As we have sought to reach out to the Cuban people, we have called upon the Cuban government to take steps to respond to the desire of its citizens to enjoy political, social, and economic freedoms. There are many things the Government of Cuba could do to signal its willingness to engage constructively with its own people and with the United States. Positive measures could include liberating the hundreds of prisoners of conscience in Cuban jails, ratifying the International Covenant on Civil and Political Rights, reducing the excessive charges on remittances flowing into the country, demonstrating greater respect for freedom of speech, ending the practice of arresting political opponents on vague and arbitrary charges such as “social dangerousness,” and permitting the visit of UN rapporteurs on human rights and torture.
As other delegations consider this resolution, we do hope that they will not lose sight of the undeniable fact that the Cuban government’s airtight restrictions on internationally-recognized social, political, and economic freedoms are the main source of deprivation and the primary obstacle to development in Cuba.
Mr.
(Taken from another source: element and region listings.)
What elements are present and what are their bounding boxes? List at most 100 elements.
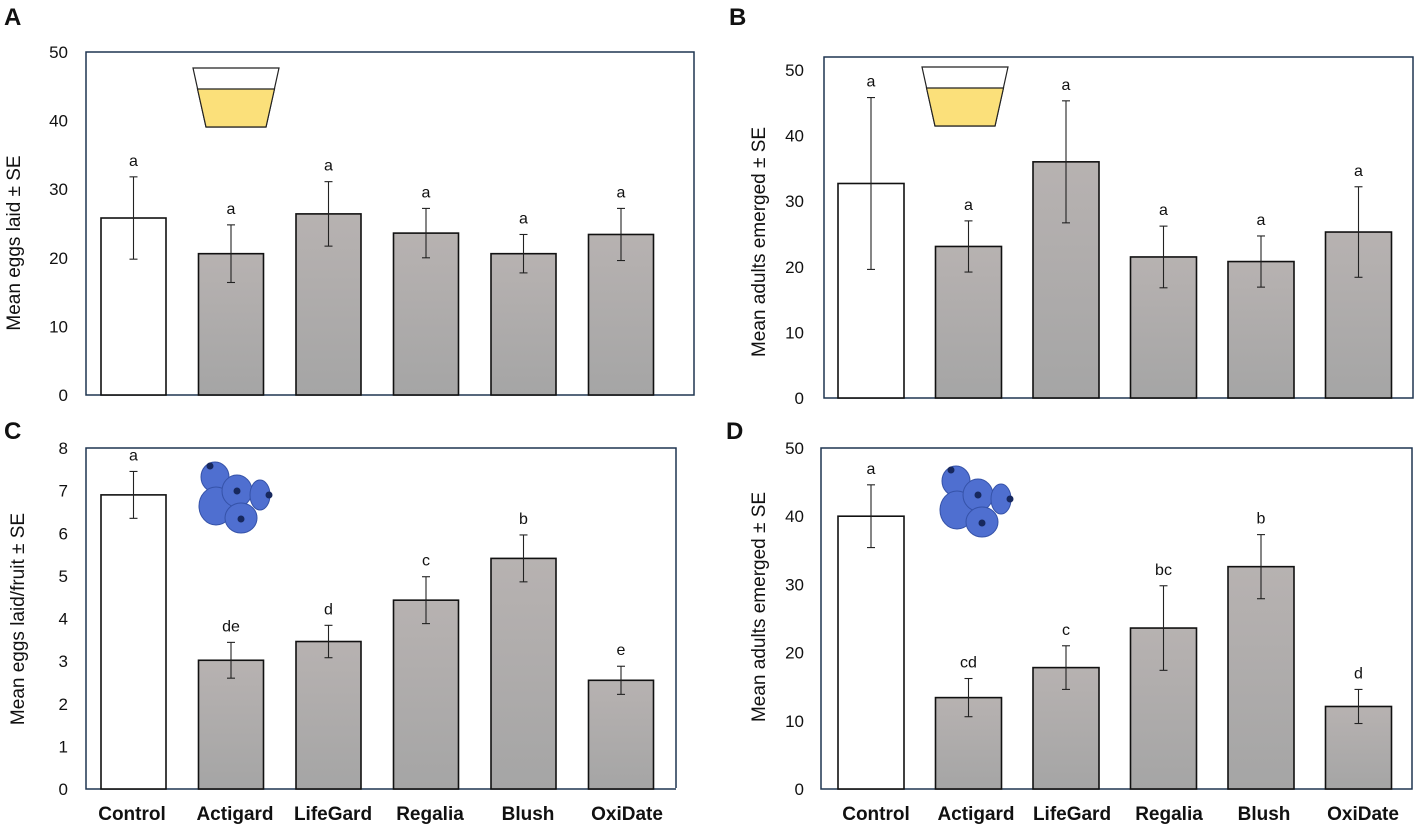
significance-letter: c [422, 553, 430, 570]
significance-letter: b [519, 511, 528, 528]
error-bar [1159, 225, 1168, 289]
error-bar [227, 224, 235, 284]
y-tick-label: 40 [785, 507, 804, 526]
y-tick-label: 30 [785, 575, 804, 594]
significance-letter: d [1354, 665, 1363, 682]
bar-regalia [392, 599, 460, 790]
error-bar [867, 484, 875, 549]
panel-b: B 0 10 20 30 40 50 Mean adults emerged ± SE a a a a… [729, 4, 1414, 408]
error-bar [867, 97, 875, 270]
y-tick-label: 4 [59, 610, 68, 629]
y-tick-label: 20 [49, 249, 68, 268]
category-label: Blush [1238, 804, 1291, 825]
category-label: Control [98, 804, 166, 825]
y-tick-label: 8 [59, 439, 68, 458]
error-bar [964, 677, 973, 718]
error-bar [422, 207, 430, 259]
significance-letter: a [519, 210, 528, 227]
y-tick-label: 10 [785, 323, 804, 342]
significance-letter: de [222, 618, 240, 635]
category-label: OxiDate [591, 804, 663, 825]
panel-a: A 0 10 20 30 40 50 Mean eggs laid ± SE a a a a a a [4, 4, 695, 405]
error-bar [129, 470, 138, 519]
significance-letter: e [617, 642, 626, 659]
plot-frame [85, 51, 695, 396]
significance-letter: c [1062, 622, 1070, 639]
y-axis-label: Mean eggs laid ± SE [4, 155, 25, 330]
category-label: Regalia [396, 804, 464, 825]
error-bar [1257, 235, 1265, 288]
y-tick-label: 50 [785, 439, 804, 458]
significance-letter: a [422, 184, 431, 201]
y-tick-label: 10 [785, 712, 804, 731]
error-bar [617, 665, 625, 695]
bar-regalia [392, 232, 460, 396]
bar-control [837, 515, 905, 790]
bar-oxidate [587, 679, 655, 790]
cup-icon [921, 66, 1009, 127]
error-bar [964, 220, 973, 273]
significance-letter: a [617, 184, 626, 201]
y-tick-label: 2 [59, 695, 68, 714]
category-label: OxiDate [1327, 804, 1399, 825]
bar-oxidate [587, 233, 655, 396]
y-tick-label: 7 [59, 482, 68, 501]
panel-letter: A [4, 4, 21, 31]
error-bar [519, 233, 528, 274]
error-bar [1354, 186, 1363, 278]
error-bar [324, 624, 333, 659]
error-bar [129, 176, 138, 260]
significance-letter: a [129, 447, 138, 464]
significance-letter: a [867, 74, 876, 91]
significance-letter: a [324, 158, 333, 175]
y-tick-label: 30 [785, 192, 804, 211]
significance-letter: a [227, 201, 236, 218]
bar-lifegard [295, 213, 362, 396]
y-tick-label: 3 [59, 652, 68, 671]
significance-letter: bc [1155, 562, 1172, 579]
error-bar [1354, 688, 1363, 725]
blueberries-icon [939, 465, 1014, 538]
error-bar [1062, 645, 1070, 690]
y-tick-label: 6 [59, 524, 68, 543]
plot-frame [820, 447, 1413, 790]
significance-letter: a [129, 153, 138, 170]
significance-letter: a [1354, 163, 1363, 180]
bar-actigard [197, 659, 265, 790]
bar-blush [490, 557, 557, 790]
y-tick-label: 30 [49, 180, 68, 199]
category-label: LifeGard [294, 804, 372, 825]
y-tick-label: 50 [49, 43, 68, 62]
category-label: Blush [502, 804, 555, 825]
y-tick-label: 5 [59, 567, 68, 586]
category-label: Regalia [1135, 804, 1203, 825]
significance-letter: b [1257, 511, 1266, 528]
error-bar [1062, 100, 1070, 224]
error-bar [1159, 585, 1168, 671]
error-bar [1257, 534, 1265, 600]
panel-letter: C [4, 418, 21, 445]
category-label: Control [842, 804, 910, 825]
panel-letter: D [726, 418, 743, 445]
category-label: LifeGard [1033, 804, 1111, 825]
significance-letter: a [1062, 77, 1071, 94]
category-label: Actigard [937, 804, 1014, 825]
y-tick-label: 0 [795, 780, 804, 799]
significance-letter: a [1159, 202, 1168, 219]
bar-lifegard [295, 640, 362, 790]
blueberries-icon [198, 461, 273, 534]
y-axis-label: Mean adults emerged ± SE [749, 127, 770, 357]
plot-frame [85, 447, 677, 790]
y-tick-label: 20 [785, 644, 804, 663]
error-bar [422, 576, 430, 625]
error-bar [519, 534, 528, 583]
significance-letter: a [1257, 212, 1266, 229]
y-tick-label: 0 [59, 386, 68, 405]
category-label: Actigard [196, 804, 273, 825]
bar-control [100, 494, 167, 790]
y-tick-label: 0 [59, 780, 68, 799]
y-axis-label: Mean adults emerged ± SE [749, 492, 770, 722]
error-bar [324, 181, 333, 247]
y-tick-label: 10 [49, 317, 68, 336]
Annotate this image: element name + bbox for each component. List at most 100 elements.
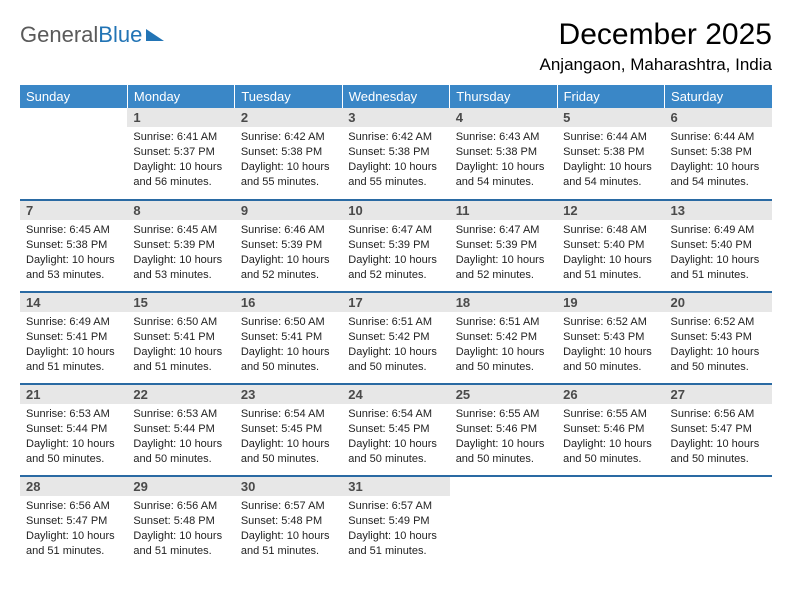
day-number: 7 [20,201,127,220]
daylight-line: Daylight: 10 hours and 50 minutes. [456,437,551,467]
calendar-cell: 16Sunrise: 6:50 AMSunset: 5:41 PMDayligh… [235,292,342,384]
calendar-cell: 4Sunrise: 6:43 AMSunset: 5:38 PMDaylight… [450,108,557,200]
calendar-row: 1Sunrise: 6:41 AMSunset: 5:37 PMDaylight… [20,108,772,200]
day-details: Sunrise: 6:44 AMSunset: 5:38 PMDaylight:… [557,127,664,193]
weekday-header: Saturday [665,85,772,108]
sunrise-line: Sunrise: 6:51 AM [456,315,551,330]
sunset-line: Sunset: 5:45 PM [348,422,443,437]
day-number: 13 [665,201,772,220]
sunset-line: Sunset: 5:41 PM [26,330,121,345]
calendar-row: 14Sunrise: 6:49 AMSunset: 5:41 PMDayligh… [20,292,772,384]
weekday-header: Tuesday [235,85,342,108]
day-number: 6 [665,108,772,127]
day-number: 31 [342,477,449,496]
calendar-row: 21Sunrise: 6:53 AMSunset: 5:44 PMDayligh… [20,384,772,476]
sunrise-line: Sunrise: 6:45 AM [26,223,121,238]
day-details: Sunrise: 6:49 AMSunset: 5:41 PMDaylight:… [20,312,127,378]
sunrise-line: Sunrise: 6:56 AM [133,499,228,514]
sunset-line: Sunset: 5:38 PM [26,238,121,253]
day-details: Sunrise: 6:55 AMSunset: 5:46 PMDaylight:… [557,404,664,470]
title-block: December 2025 Anjangaon, Maharashtra, In… [540,18,773,75]
calendar-cell: 29Sunrise: 6:56 AMSunset: 5:48 PMDayligh… [127,476,234,568]
weekday-header: Sunday [20,85,127,108]
calendar-cell: 18Sunrise: 6:51 AMSunset: 5:42 PMDayligh… [450,292,557,384]
sunset-line: Sunset: 5:42 PM [348,330,443,345]
day-number: 14 [20,293,127,312]
calendar-cell: 14Sunrise: 6:49 AMSunset: 5:41 PMDayligh… [20,292,127,384]
day-number: 10 [342,201,449,220]
daylight-line: Daylight: 10 hours and 51 minutes. [348,529,443,559]
sunset-line: Sunset: 5:38 PM [456,145,551,160]
calendar-cell: 17Sunrise: 6:51 AMSunset: 5:42 PMDayligh… [342,292,449,384]
sunrise-line: Sunrise: 6:55 AM [456,407,551,422]
sunset-line: Sunset: 5:39 PM [456,238,551,253]
daylight-line: Daylight: 10 hours and 54 minutes. [456,160,551,190]
sunrise-line: Sunrise: 6:46 AM [241,223,336,238]
weekday-header: Thursday [450,85,557,108]
sunrise-line: Sunrise: 6:56 AM [26,499,121,514]
sunrise-line: Sunrise: 6:53 AM [133,407,228,422]
sunrise-line: Sunrise: 6:50 AM [133,315,228,330]
sunset-line: Sunset: 5:38 PM [348,145,443,160]
day-number: 29 [127,477,234,496]
sunrise-line: Sunrise: 6:57 AM [348,499,443,514]
daylight-line: Daylight: 10 hours and 51 minutes. [241,529,336,559]
calendar-cell: 30Sunrise: 6:57 AMSunset: 5:48 PMDayligh… [235,476,342,568]
day-number: 22 [127,385,234,404]
calendar-body: 1Sunrise: 6:41 AMSunset: 5:37 PMDaylight… [20,108,772,568]
sunset-line: Sunset: 5:45 PM [241,422,336,437]
day-number: 2 [235,108,342,127]
sunrise-line: Sunrise: 6:56 AM [671,407,766,422]
calendar-cell [20,108,127,200]
sunset-line: Sunset: 5:46 PM [563,422,658,437]
sunset-line: Sunset: 5:40 PM [563,238,658,253]
sunrise-line: Sunrise: 6:41 AM [133,130,228,145]
day-details: Sunrise: 6:54 AMSunset: 5:45 PMDaylight:… [342,404,449,470]
day-number: 30 [235,477,342,496]
sunset-line: Sunset: 5:38 PM [563,145,658,160]
calendar-cell: 24Sunrise: 6:54 AMSunset: 5:45 PMDayligh… [342,384,449,476]
daylight-line: Daylight: 10 hours and 54 minutes. [563,160,658,190]
daylight-line: Daylight: 10 hours and 51 minutes. [671,253,766,283]
daylight-line: Daylight: 10 hours and 50 minutes. [26,437,121,467]
calendar-cell: 23Sunrise: 6:54 AMSunset: 5:45 PMDayligh… [235,384,342,476]
sunset-line: Sunset: 5:38 PM [671,145,766,160]
day-details: Sunrise: 6:56 AMSunset: 5:47 PMDaylight:… [665,404,772,470]
day-details: Sunrise: 6:56 AMSunset: 5:47 PMDaylight:… [20,496,127,562]
sunset-line: Sunset: 5:49 PM [348,514,443,529]
daylight-line: Daylight: 10 hours and 55 minutes. [241,160,336,190]
daylight-line: Daylight: 10 hours and 50 minutes. [348,437,443,467]
weekday-header: Wednesday [342,85,449,108]
calendar-cell: 19Sunrise: 6:52 AMSunset: 5:43 PMDayligh… [557,292,664,384]
day-number: 16 [235,293,342,312]
sunrise-line: Sunrise: 6:54 AM [348,407,443,422]
calendar-cell: 13Sunrise: 6:49 AMSunset: 5:40 PMDayligh… [665,200,772,292]
day-details: Sunrise: 6:41 AMSunset: 5:37 PMDaylight:… [127,127,234,193]
calendar-cell: 20Sunrise: 6:52 AMSunset: 5:43 PMDayligh… [665,292,772,384]
calendar-cell [450,476,557,568]
calendar-cell: 1Sunrise: 6:41 AMSunset: 5:37 PMDaylight… [127,108,234,200]
day-number: 11 [450,201,557,220]
calendar-cell: 3Sunrise: 6:42 AMSunset: 5:38 PMDaylight… [342,108,449,200]
calendar-table: SundayMondayTuesdayWednesdayThursdayFrid… [20,85,772,568]
day-details: Sunrise: 6:44 AMSunset: 5:38 PMDaylight:… [665,127,772,193]
sunset-line: Sunset: 5:40 PM [671,238,766,253]
daylight-line: Daylight: 10 hours and 50 minutes. [671,345,766,375]
calendar-cell: 9Sunrise: 6:46 AMSunset: 5:39 PMDaylight… [235,200,342,292]
calendar-cell: 26Sunrise: 6:55 AMSunset: 5:46 PMDayligh… [557,384,664,476]
day-details: Sunrise: 6:57 AMSunset: 5:48 PMDaylight:… [235,496,342,562]
sunset-line: Sunset: 5:39 PM [241,238,336,253]
sunrise-line: Sunrise: 6:50 AM [241,315,336,330]
logo-text-gray: General [20,22,98,48]
day-details: Sunrise: 6:42 AMSunset: 5:38 PMDaylight:… [342,127,449,193]
day-details: Sunrise: 6:48 AMSunset: 5:40 PMDaylight:… [557,220,664,286]
daylight-line: Daylight: 10 hours and 52 minutes. [348,253,443,283]
day-number: 3 [342,108,449,127]
sunrise-line: Sunrise: 6:44 AM [671,130,766,145]
day-number: 17 [342,293,449,312]
day-details: Sunrise: 6:47 AMSunset: 5:39 PMDaylight:… [342,220,449,286]
logo: GeneralBlue [20,18,164,48]
daylight-line: Daylight: 10 hours and 50 minutes. [671,437,766,467]
day-number: 21 [20,385,127,404]
daylight-line: Daylight: 10 hours and 53 minutes. [26,253,121,283]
President, because it does not reflect current realities, my delegation will vote against this resolution. At the same time, the United States will continue to work to expand opportunities for the people of Cuba to empower themselves through access to information and resources. We will continue to engage the Government of Cuba on issues of mutual concern and national security. We await a constructive Cuban response to our initiatives. In the meantime, it is high time for this body to move beyond the rhetorical posturing of the past, to recognize the situation in Cuba for what it is today, and to encourage progress towards genuine change.